Abbiamo fatto una prima immersione raggiungendo un sifone aereo che arriva in una grande sala con un pozzo di circa 10 metri da cui scende una cascata; l’obiettivo di oggi è portare il materiale necessario per mettere in sicurezza la cascata e risalirla con la possibilità e l’augurio che vi sia una prosecuzione.
Davide ed io abbiamo il compito di trasportare gli ingombranti e pesanti materiali (corde, trapano, imbraghi, chiodi e placchette)mentre Luca si occupa come sempre delle videoriprese.
Alla sorgente si accede attraverso un tombino (si tratta di acqua captata), si scende una scala di ferro, si oltrepassa un muretto strisciando lungo uno stretto passaggio e ci si getta direttamente in acqua.
Il sifone subacqueo è lungo 100 metri alla massima profondità di 5 metri, la sezione nei punti più larghi non supera i 2 metri, il passaggio è comunque agevole, tranne a metà percorso dove, a causa di un grosso masso di crollo, vi è una strettoia.
Il livello dell’acqua è insolitamente molto basso, fattore positivo perché la corrente è minima, ma purtroppo sfavorevole poiché la sospensione causata dallo sfregamento delle pesanti sacche di materiale sul fondo fatica a depositare, riducendo da subito la visibilità.
Mentre avanzo mi rendo conto che molti ancoraggi sono saltati, ma le condizioni sono pessime per tentare di sistemare il filo, attenderemo qualche ora oltre il sifone sperando che l’argilla sedimenti.
Usciti dall’acqua, togliamo le bombole, percorriamo il sifone fino alla grande sala circolare da cui scende la cascata.
Davide inizia a risalire la parete in artificiale, mentre io gli faccio sicura e Luca sistema la telecamera e i fari per le riprese esterne. Una volta fissata la corda indossiamo gli imbraghi e risaliamo il pozzo. Davanti a noi si apre un’enorme galleria orizzontale, siamo così felici che urliamo come bambini dalla gioia.
Dobbiamo ottimizzare il tempo quindi, mentre avanziamo, Luca si occupa delle immagini, Davide di appuntare i dati per la topografia ed io davanti tiro la bindella e mi fermo ai cambi di direzione.
La condotta è piuttosto larga, si restringe solo in un paio di punti a causa di massi di crollo.

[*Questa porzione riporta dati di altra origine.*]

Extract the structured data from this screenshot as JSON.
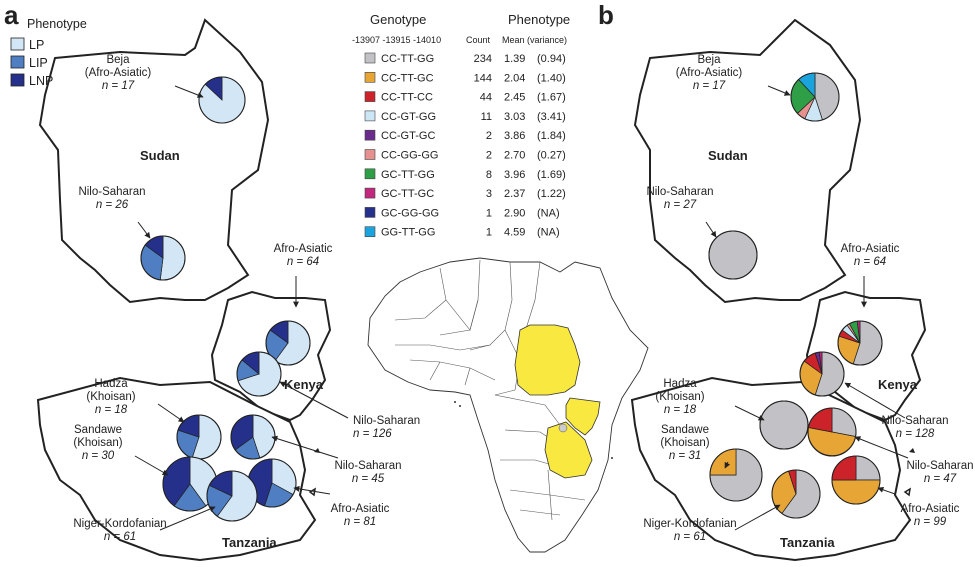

Sulla sinistra chiude un ramo fossile ricco di concrezioni mentre davanti a noi il passaggio prosegue oltre una strettoia chiudendosi infine su una frana.
Nei due tentativi di esplorazione abbiamo topografato 365 metri totali.
Al rientro siamo euforici, al mondo esiste un posto che abbiamo visitato solo noi tre e, in un presente dove l’uomo arriva nei luoghi più sperduti del pianeta, ci sentiamo dei privilegiati!
Prima di raggiungere il sifone preleviamo alcuni campioni di roccia con dei fossili, si tratta probabilmente di ammoniti.
Il rientro è molto lento, a causa della visibilità ridotta quasi a zero, non lascio il filo, ma in alcuni punti si è infilato in passaggi più stretti, quindi devo ripercorrere mentalmente l’andamento del sifone per capire dove sono e come muovermi.
Sono passate oltre quattro ore da quando ci siamo immersi, all’uscita i nostri amici hanno acceso un falò, ci ristoriamo con cibo e bevande calde condividendo con loro l’emozione dell’esplorazione.
Il sole comincia a calare, carichiamo il materiale e ripercorriamo il lungo sentiero che ci riporta alle macchine con l’intenzione di tornare presto e proseguire oltre la frana.
Un ringraziamento sincero a tutte le persone che ci hanno aiutato.